ECLI:NL:CRVB:2017:3564
Centrale Raad van Beroep
- Hoger beroep
- Rechtspraak.nl
Herziening en terugvordering van bijstand wegens niet wonen op uitkeringsadres
In deze zaak gaat het om een hoger beroep van appellant tegen de uitspraak van de rechtbank Amsterdam, die op 16 maart 2016 het beroep tegen het besluit van het college van burgemeester en wethouders van Amsterdam ongegrond verklaarde. Appellant ontvangt sinds 24 maart 1999 bijstand op grond van de Participatiewet. Hij staat ingeschreven op het uitkeringsadres, maar er zijn twijfels over zijn daadwerkelijke woonplaats. Naar aanleiding van een melding van een woningbouwvereniging heeft de Dienst Werk en Inkomen (DWI) een onderzoek ingesteld naar de rechtmatigheid van de bijstandsverlening aan appellant. Dit onderzoek leidde tot de conclusie dat appellant in de periode van 8 mei 2012 tot en met 30 november 2013 niet op het uitkeringsadres woonde, wat resulteerde in een herziening van de bijstand en een terugvordering van € 23.503,86. Appellant heeft in hoger beroep aangevoerd dat het college onzorgvuldig heeft gehandeld en dat hij niet op het uitkeringsadres woonde vanwege psychiatrische problematiek.
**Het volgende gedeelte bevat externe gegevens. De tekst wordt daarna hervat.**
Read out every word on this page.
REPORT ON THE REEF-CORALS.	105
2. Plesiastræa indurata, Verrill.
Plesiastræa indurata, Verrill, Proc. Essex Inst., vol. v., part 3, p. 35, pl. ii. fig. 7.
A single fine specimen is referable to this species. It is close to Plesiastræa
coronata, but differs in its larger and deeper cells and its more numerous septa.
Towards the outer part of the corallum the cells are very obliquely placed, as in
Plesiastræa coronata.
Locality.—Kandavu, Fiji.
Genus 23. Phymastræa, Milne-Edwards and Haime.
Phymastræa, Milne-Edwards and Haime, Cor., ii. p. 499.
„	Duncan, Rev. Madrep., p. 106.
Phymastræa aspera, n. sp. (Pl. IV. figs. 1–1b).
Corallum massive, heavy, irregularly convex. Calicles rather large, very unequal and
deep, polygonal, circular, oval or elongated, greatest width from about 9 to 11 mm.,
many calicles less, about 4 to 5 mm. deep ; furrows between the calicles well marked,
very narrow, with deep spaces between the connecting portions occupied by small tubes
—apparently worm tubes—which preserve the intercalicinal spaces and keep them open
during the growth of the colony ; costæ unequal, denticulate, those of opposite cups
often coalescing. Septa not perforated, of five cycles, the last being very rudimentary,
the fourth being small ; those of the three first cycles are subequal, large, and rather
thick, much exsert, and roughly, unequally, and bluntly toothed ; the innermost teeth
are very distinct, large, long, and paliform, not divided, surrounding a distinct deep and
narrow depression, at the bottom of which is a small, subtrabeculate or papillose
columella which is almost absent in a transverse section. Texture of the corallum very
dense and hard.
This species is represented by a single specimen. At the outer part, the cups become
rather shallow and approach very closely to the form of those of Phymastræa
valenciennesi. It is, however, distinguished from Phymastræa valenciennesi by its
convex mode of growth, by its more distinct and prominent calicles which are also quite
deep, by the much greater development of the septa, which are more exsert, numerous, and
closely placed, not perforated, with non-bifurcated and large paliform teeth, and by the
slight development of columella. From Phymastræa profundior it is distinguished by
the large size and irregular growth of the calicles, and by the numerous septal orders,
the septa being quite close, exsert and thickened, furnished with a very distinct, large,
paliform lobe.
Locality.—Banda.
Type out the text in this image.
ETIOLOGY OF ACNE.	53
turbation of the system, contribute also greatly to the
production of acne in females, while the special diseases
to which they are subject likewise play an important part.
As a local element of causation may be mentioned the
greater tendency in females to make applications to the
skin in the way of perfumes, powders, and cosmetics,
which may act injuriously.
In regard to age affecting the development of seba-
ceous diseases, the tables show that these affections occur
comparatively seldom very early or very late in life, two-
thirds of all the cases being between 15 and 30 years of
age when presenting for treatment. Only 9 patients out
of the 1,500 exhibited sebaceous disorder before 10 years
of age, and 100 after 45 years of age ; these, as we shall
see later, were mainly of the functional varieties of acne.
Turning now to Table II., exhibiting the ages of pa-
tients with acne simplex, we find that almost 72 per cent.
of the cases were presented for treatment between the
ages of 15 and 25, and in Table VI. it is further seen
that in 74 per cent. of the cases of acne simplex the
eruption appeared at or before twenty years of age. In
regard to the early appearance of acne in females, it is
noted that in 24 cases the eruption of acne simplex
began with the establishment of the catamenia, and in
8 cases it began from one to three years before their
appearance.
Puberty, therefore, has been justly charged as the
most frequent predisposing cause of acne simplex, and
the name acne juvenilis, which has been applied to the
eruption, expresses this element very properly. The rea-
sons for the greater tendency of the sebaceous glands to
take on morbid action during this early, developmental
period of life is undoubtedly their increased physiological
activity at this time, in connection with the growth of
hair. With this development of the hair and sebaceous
De Centrale Raad van Beroep oordeelt dat de onderzoeksbevindingen voldoende feitelijke grondslag bieden voor de conclusie van het college. De verklaringen van buurtbewoners en andere betrokkenen ondersteunen de stelling dat appellant niet op het uitkeringsadres woonde. De Raad bevestigt de uitspraak van de rechtbank en wijst het hoger beroep van appellant af.